Code Health: Eliminate YAGNI Smells

This is another post in our Code Health series. A version of this post originally appeared in Google bathrooms worldwide as a Google Testing on the Toilet episode. You can download a printer-friendly version to display in your office.

By Marc Eaddy

The majority of software development costs are due to maintenance. One way to reduce maintenance costs is to implement something only when you actually need it, a.k.a. the “You Aren't Gonna Need It” (YAGNI) design principle. How do you spot unnecessary code? Follow your nose!

A code smell is a code pattern that usually indicates a design flaw. For example, creating a base class or interface with only one subclass may indicate a speculation that more subclasses will be needed in the future. Instead, practice incremental development and design: don't add the second subclass until it is actually needed.

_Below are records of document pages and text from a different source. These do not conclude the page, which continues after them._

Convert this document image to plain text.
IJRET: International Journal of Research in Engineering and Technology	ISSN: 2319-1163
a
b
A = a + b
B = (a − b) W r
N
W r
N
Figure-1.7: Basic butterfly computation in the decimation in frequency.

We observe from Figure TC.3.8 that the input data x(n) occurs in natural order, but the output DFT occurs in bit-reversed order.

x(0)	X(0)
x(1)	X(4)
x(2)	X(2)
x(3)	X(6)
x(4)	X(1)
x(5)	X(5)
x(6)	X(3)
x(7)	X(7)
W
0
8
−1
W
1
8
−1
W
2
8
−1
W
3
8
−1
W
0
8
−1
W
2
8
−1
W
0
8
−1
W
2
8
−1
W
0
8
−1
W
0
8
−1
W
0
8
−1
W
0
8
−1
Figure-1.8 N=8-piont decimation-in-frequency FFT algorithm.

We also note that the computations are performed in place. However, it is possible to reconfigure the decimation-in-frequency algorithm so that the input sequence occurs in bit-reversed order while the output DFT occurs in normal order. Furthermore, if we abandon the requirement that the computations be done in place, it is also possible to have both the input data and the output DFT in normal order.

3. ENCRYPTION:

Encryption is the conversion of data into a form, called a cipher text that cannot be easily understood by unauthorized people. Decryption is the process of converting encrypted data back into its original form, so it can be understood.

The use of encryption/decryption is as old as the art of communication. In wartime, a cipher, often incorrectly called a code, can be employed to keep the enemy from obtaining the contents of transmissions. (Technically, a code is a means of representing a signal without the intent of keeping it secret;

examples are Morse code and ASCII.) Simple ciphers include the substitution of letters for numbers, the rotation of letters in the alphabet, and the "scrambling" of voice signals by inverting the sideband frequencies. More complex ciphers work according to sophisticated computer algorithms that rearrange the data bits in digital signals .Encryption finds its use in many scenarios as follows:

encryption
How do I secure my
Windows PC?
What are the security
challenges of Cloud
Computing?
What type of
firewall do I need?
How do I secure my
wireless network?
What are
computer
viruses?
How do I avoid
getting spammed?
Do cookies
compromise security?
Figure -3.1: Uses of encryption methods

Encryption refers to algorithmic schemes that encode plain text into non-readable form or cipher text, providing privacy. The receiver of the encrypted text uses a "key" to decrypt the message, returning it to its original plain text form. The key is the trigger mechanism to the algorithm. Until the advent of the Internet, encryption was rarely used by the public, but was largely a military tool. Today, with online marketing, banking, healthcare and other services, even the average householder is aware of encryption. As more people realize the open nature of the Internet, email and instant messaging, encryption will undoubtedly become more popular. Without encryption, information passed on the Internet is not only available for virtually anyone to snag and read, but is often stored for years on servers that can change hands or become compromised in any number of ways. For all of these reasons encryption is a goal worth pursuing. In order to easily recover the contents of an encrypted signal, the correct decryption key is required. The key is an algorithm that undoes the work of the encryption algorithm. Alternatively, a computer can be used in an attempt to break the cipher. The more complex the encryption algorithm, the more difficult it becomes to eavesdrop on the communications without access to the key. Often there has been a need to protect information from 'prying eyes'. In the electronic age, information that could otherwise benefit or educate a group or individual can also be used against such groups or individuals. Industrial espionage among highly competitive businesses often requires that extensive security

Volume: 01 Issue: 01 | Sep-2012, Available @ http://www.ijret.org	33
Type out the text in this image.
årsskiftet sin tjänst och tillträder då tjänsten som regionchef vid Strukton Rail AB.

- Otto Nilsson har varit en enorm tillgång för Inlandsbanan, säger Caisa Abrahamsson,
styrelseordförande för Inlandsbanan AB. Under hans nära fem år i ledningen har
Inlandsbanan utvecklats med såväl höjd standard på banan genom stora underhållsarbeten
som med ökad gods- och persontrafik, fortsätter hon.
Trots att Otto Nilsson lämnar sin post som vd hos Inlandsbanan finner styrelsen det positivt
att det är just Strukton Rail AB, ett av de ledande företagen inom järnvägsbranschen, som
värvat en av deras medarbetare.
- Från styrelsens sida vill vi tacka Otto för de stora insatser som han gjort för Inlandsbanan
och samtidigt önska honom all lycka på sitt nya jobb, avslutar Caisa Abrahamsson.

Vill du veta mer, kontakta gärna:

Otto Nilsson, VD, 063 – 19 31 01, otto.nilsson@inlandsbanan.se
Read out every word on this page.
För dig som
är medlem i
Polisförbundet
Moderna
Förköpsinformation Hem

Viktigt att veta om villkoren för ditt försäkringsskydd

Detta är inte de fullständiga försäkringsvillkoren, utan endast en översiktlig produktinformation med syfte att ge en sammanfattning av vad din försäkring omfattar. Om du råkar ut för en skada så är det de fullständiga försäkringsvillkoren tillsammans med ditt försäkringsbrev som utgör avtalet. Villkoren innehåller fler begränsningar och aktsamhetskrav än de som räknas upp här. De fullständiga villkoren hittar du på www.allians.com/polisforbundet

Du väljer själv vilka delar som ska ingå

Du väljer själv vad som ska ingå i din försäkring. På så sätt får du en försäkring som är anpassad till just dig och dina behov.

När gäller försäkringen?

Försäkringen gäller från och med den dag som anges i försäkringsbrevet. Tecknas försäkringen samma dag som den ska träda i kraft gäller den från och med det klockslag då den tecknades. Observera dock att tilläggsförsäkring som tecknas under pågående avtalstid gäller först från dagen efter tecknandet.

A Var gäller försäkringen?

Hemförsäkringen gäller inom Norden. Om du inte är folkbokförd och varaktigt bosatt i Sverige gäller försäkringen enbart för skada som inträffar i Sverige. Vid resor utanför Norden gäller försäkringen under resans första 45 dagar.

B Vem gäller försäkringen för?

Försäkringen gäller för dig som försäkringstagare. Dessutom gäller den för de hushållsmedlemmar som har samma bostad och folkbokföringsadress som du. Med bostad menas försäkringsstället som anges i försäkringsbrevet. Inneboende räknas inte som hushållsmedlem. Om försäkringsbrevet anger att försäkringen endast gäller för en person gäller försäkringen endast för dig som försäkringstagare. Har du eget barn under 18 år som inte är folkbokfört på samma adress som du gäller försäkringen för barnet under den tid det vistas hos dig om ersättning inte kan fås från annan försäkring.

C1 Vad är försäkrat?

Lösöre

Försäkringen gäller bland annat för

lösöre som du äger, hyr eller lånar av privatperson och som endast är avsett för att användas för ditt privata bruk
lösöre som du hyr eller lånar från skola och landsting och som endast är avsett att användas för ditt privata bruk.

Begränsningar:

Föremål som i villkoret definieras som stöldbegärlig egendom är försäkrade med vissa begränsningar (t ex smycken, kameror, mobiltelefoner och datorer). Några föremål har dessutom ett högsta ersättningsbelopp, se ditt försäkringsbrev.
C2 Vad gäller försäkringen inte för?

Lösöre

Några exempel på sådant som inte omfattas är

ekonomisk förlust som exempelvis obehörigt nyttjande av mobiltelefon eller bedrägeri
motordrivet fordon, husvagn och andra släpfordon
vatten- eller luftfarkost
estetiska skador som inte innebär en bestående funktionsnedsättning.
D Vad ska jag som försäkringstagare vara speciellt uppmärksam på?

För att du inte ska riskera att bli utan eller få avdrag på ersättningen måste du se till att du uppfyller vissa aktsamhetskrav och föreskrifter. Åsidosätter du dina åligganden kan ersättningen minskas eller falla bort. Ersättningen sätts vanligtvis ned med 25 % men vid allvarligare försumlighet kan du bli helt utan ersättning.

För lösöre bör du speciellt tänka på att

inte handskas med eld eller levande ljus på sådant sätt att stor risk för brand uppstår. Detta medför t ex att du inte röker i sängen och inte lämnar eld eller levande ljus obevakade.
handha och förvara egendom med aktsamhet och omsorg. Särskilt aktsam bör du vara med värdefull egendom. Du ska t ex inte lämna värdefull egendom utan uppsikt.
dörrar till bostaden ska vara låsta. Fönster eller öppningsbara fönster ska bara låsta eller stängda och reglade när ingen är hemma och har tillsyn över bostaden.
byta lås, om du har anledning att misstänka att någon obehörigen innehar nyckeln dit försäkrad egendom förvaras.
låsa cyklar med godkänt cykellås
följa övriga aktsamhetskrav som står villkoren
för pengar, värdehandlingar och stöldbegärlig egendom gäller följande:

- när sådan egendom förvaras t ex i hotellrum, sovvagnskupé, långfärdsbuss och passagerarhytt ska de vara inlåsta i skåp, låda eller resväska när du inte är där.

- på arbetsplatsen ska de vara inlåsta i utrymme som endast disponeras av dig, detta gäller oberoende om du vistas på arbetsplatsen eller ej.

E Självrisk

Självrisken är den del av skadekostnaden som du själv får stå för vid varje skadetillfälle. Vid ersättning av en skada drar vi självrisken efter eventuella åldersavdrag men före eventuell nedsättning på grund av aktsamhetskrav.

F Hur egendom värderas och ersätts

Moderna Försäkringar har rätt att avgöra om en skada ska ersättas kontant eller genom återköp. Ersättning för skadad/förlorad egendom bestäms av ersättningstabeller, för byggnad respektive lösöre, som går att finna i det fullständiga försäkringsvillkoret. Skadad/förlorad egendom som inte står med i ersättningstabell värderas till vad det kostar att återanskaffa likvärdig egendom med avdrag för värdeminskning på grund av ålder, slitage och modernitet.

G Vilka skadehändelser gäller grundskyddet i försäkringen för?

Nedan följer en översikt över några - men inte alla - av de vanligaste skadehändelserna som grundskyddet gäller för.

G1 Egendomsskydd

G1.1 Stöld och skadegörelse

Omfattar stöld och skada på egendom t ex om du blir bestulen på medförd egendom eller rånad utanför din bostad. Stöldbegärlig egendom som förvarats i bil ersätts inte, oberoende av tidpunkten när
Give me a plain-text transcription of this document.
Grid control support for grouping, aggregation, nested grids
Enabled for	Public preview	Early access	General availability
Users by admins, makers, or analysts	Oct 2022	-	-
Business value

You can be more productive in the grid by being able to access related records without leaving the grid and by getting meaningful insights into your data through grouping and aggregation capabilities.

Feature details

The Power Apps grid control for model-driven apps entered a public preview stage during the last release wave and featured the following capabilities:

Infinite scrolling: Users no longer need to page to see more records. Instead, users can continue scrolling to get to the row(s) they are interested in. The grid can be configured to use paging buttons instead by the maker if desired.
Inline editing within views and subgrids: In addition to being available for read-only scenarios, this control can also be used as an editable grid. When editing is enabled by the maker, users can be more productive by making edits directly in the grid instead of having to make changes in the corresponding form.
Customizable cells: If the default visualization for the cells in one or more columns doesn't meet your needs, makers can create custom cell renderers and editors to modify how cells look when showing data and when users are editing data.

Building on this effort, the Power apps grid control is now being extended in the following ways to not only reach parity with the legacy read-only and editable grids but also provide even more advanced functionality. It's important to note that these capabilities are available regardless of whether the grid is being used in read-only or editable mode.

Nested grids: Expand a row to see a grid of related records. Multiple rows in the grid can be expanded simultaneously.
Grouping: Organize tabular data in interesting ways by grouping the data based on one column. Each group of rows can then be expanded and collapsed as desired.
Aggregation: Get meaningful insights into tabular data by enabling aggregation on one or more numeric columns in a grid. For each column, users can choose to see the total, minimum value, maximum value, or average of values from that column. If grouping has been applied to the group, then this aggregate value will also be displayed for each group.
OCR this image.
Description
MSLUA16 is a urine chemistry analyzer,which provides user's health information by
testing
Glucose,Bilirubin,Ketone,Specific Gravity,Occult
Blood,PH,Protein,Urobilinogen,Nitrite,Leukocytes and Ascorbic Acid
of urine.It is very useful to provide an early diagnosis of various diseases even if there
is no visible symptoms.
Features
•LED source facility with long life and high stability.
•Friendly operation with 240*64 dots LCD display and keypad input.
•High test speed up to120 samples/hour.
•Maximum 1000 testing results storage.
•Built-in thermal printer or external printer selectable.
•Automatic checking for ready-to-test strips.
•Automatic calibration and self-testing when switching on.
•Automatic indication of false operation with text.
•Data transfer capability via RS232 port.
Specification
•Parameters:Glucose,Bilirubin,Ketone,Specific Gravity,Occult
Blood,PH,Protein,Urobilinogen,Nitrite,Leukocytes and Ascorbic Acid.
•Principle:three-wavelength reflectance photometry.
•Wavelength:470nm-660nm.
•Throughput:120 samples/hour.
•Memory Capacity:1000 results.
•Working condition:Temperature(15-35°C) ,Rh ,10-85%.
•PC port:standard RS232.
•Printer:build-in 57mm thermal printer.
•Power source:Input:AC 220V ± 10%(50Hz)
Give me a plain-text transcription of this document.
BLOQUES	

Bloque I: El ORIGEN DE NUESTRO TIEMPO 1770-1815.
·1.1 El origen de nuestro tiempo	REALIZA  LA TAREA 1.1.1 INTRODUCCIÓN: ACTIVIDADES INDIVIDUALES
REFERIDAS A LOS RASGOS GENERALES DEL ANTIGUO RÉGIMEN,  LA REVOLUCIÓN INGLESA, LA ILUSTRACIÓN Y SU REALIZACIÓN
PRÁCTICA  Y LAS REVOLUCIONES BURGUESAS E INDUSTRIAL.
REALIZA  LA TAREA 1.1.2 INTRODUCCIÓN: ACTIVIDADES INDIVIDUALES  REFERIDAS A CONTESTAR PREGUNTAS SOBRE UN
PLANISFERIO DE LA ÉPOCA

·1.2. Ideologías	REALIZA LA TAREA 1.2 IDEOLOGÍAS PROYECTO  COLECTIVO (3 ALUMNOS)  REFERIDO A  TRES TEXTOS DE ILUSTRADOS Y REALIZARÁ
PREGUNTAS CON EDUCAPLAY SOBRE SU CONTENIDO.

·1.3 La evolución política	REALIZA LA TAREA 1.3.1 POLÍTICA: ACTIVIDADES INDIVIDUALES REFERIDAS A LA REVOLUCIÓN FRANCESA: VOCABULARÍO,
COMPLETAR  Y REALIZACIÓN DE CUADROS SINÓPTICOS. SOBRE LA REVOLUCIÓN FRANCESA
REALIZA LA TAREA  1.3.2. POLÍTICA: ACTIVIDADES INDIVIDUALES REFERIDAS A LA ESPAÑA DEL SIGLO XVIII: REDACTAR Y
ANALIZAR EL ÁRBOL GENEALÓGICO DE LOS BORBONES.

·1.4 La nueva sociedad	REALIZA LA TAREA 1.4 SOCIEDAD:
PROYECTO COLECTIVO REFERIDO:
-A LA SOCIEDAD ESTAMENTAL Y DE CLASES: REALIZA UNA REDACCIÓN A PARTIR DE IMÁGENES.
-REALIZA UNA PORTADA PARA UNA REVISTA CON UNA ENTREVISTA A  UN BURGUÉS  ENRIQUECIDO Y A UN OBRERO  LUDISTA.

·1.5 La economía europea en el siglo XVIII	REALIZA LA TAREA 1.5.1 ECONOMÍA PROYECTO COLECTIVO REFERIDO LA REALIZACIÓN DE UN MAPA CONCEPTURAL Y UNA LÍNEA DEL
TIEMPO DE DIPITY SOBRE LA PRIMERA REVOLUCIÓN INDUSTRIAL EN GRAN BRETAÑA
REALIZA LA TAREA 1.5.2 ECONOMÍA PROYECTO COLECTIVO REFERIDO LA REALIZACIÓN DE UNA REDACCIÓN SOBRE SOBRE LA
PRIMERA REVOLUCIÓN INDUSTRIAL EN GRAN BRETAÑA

The following C++ code has many YAGNI smells:
class Mammal { ...
virtual Status Sleep(bool hibernate) = 0;
};
class Human : public Mammal { ...
virtual Status Sleep(bool hibernate) {
age += hibernate ? kSevenMonths : kSevenHours;
return OK;
}
};

Maintainers are burdened with understanding, documenting, and testing both classes when only one is really needed. Code must handle the case when hibernate is true, even though all callers pass false, as well as the case when Sleep returns an error, even though that never happens. This results in unnecessary code that never executes. Eliminating those smells simplifies the code:

class Human { ...
void Sleep() { age += kSevenHours; }
};

Here are some other YAGNI smells:
  • Code that has never been executed other than by tests (a.k.a. code that is dead on arrival)
  • Classes designed to be subclassed (have virtual methods and/or protected members) that are not actually subclassed
  • Public or protected methods or fields that could be private
  • Parameters, variables, or flags that always have the same value
Thankfully, YAGNI smells, and code smells in general, are often easy to spot by looking for simple patterns and are easy to eliminate using simple refactorings.

Are you thinking of adding code that won't be used today? Trust me, you aren't gonna need it!